Now the attendant met his gaze. “Why would you say that?”
Karl and Johnny sniggered on cue.
Slader nodded approvingly. “Well, Mister, the old lady’s got herself a bit of a reputation.” He leaned in closer. “If I were you, I’d think about going back in there, poking around a bit. Tell you what—I’ll help you.”
The attendant stepped back, rolled his eyes. “Right. Married fifty-six years and then she kills him. Call the cops if you really believe it.” His co-worker was shutting the front door, walking over to join them. The radio hummed its static tune again. “10-6. Departing now. We’re just on—where are we? Terrance Drive. Near where they’re building that new Skytrain.” He slid into the passenger seat, but bound by the strange force of politeness, turned to bid the boys a farewell. “You guys must be excited about that Millennium Line, eh? Gives you a chance to get out of here, into the city.” He then shut the door firmly.
“You’d like that, wouldn’t you?” Slader called after them. He was answered with the hiss of wheels on gravel.
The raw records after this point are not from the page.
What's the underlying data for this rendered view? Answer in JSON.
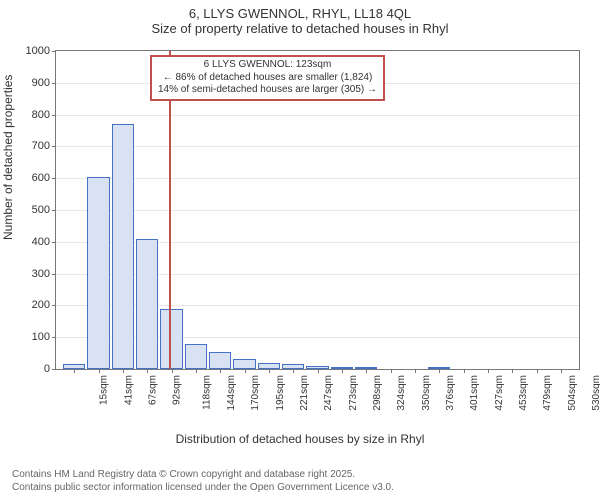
{
  "title": {
    "line1": "6, LLYS GWENNOL, RHYL, LL18 4QL",
    "line2": "Size of property relative to detached houses in Rhyl",
    "fontsize": 13,
    "color": "#333333"
  },
  "chart": {
    "type": "histogram",
    "ylabel": "Number of detached properties",
    "xlabel": "Distribution of detached houses by size in Rhyl",
    "label_fontsize": 12,
    "ylim": [
      0,
      1000
    ],
    "ytick_step": 100,
    "background_color": "#ffffff",
    "grid_color": "#e6e6e6",
    "border_color": "#777777",
    "bar_fill": "#d9e2f3",
    "bar_stroke": "#4472c4",
    "marker_color": "#c0504d",
    "marker_value": 123,
    "x_ticks": [
      "15sqm",
      "41sqm",
      "67sqm",
      "92sqm",
      "118sqm",
      "144sqm",
      "170sqm",
      "195sqm",
      "221sqm",
      "247sqm",
      "273sqm",
      "298sqm",
      "324sqm",
      "350sqm",
      "376sqm",
      "401sqm",
      "427sqm",
      "453sqm",
      "479sqm",
      "504sqm",
      "530sqm"
    ],
    "values": [
      15,
      605,
      770,
      410,
      190,
      80,
      55,
      30,
      20,
      15,
      10,
      5,
      5,
      0,
      0,
      5,
      0,
      0,
      0,
      0,
      0
    ],
    "annotation": {
      "line1": "6 LLYS GWENNOL: 123sqm",
      "line2": "← 86% of detached houses are smaller (1,824)",
      "line3": "14% of semi-detached houses are larger (305) →",
      "border_color": "#c0504d",
      "fontsize": 10
    }
  },
  "footer": {
    "line1": "Contains HM Land Registry data © Crown copyright and database right 2025.",
    "line2": "Contains public sector information licensed under the Open Government Licence v3.0.",
    "color": "#666666",
    "fontsize": 10
  }
}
Johnny looked back to the house, shivered slightly. He wondered if it might snow, and used the image of soft, white flakes to block out the picture which kept forming in his mind. Mr. Cain’s mottled, bald head drooping over a sofa, lips blue, eyes glazed over. No. Who cared, really?
It was a testament to the Cains’ reputation that none of their neighbors had appeared, chewing thumbnails in worry, when the sirens were heard outside their door. No, the Cains valued privacy, and their home showed it: the only house on the block with paint peeling in strips, porch rotted, weeds scattered like grassy guardians, ready to seize tight to the ankles of all intruders. No cable, no computer, not even a dryer— a sagging clothes-line graced the back yard. Utterly untouched by technology.
It was this particular quality which had piqued the boys’ interest a month or two ago.
“A coincidence indeed,” Slader murmured again beside Johnny, and he didn’t need to ask for clarification. He knew what Slader was referring to. They all knew.
They were going to burn it down on December 31st, 1999.